The case of experience I think is different. Firstly, we do not have a defining concept on what it means to experience like we do for wetness, it cannot be quantitatively measured nor can it be logically delineated - all we know is that we have it, perhaps the having is the knowing but I will leave this part out for now. The point is that while wetness can be seen to be defined with the same parameters that elementary particles are defined by, it is difficult to see how exactly experience can be defined in terms of mass/charge/spin etc.
8. If we thus reject emergentism, we either suggest that experience somehow has become part of the universe without explanation or that experience was always a part of the universe. The former view is very conservative but some philosophers have suggested it and refused to tackle the problem anymore. I think, however, that the latter view is a more reasonable position. The view is such that it is fair to say that experience is just the firing of neurons, however, the nature of these neurons cannot then be constrained to the same parameters as above – they must have some additional property that has within it the seed of experience, or experience itself, as inherent and not as a brute fact.
9. Therefore, once it is accepted that experience exists; that experience is as real as any other physical phenomena; that all phenomena is made of the same elementary particles; that phenomena must be explainable in a non-arbitrary way through the properties of those elementary particles, then it follows that those elementary particles must have some sort of experiential quality that can combines to form the experience we have.
10. Hence, panpsychism.
There are some provisos to this thesis of course.
It is impossible to say exactly what the nature of the experience of elementary particles is – all we can say is that there is in some sense an experiential quality. I do not think, using the argument above, that there is any way that we can reasonably deduce the character of this experience but perhaps it is possible to know this through a different argument. This argument cannot encompass that aspect.
Panpsychism itself faces problems when it begins to speculate on the nature of this experience for particles. The biggest problem is the “combination” problem which simply put is the difficulty of developing a metaphysical system in which one can combine experiences to form one larger experience. Seeing as we have defined experience above as being qualitative, it is difficult to see how we can quantify it when we want to combine the experience of particles to form the experience of a person for instance. However, I do not think this problem detracts from the argument above – what it detracts from is sub-par speculation on the next move, the move to discover the nature of the experience of these particles.

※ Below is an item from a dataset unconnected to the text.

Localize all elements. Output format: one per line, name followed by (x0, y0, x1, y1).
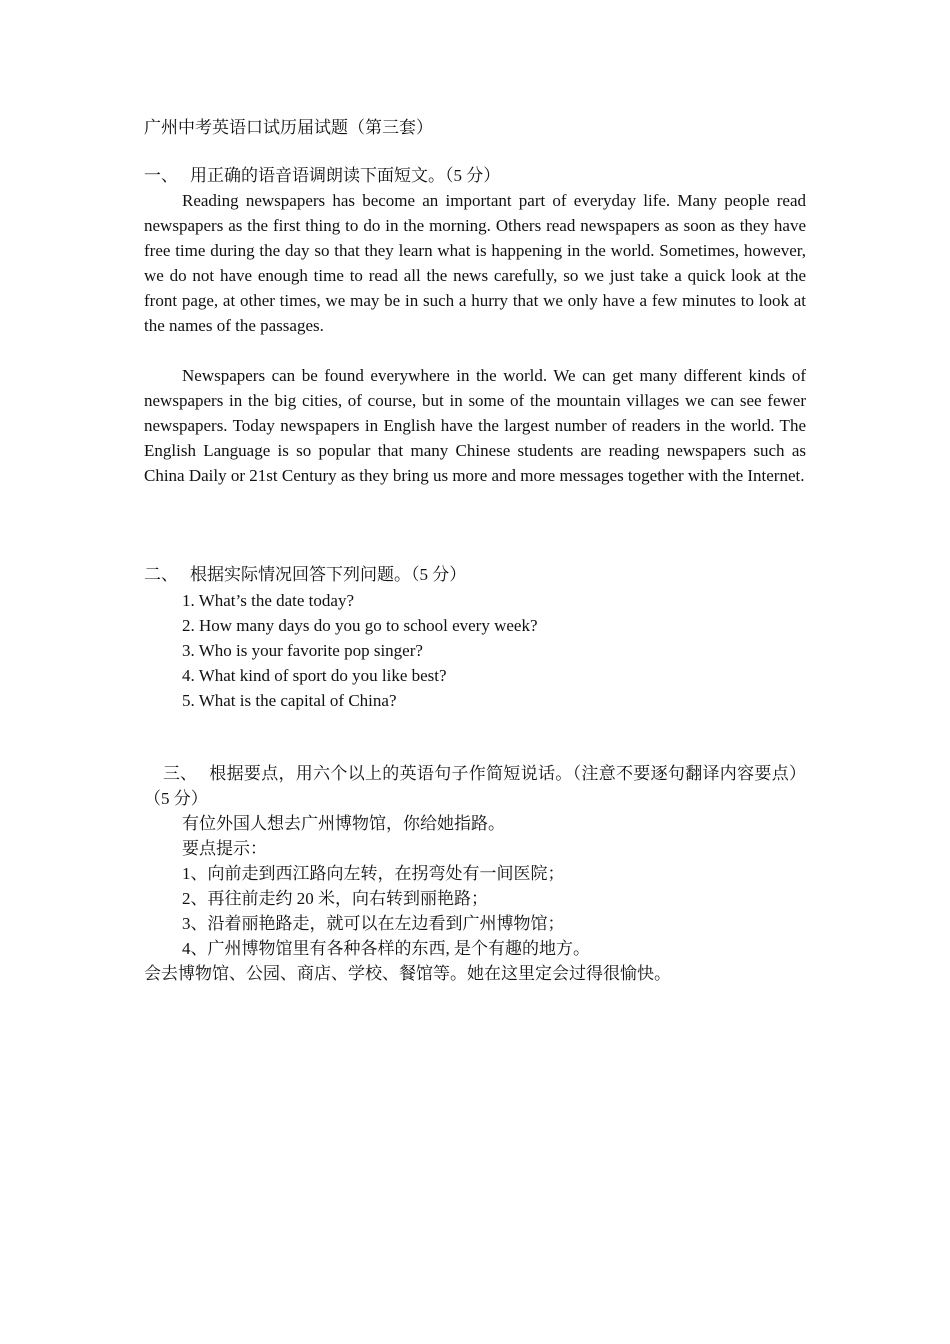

Finally, this is a metaphysical thesis and thus it will have assumptions – every metaphysical thesis does. The mind-body problem, whichever way it is solved, will definitely require reasonable assumptions to be made and I think I have made reasonable assumptions above. In my opinion, the argument is valid, whether or not one accepts the assumptions that I have made. There are other arguments that can be used to reach the conclusion of panpsychism and I think they can hold as much validity as this one.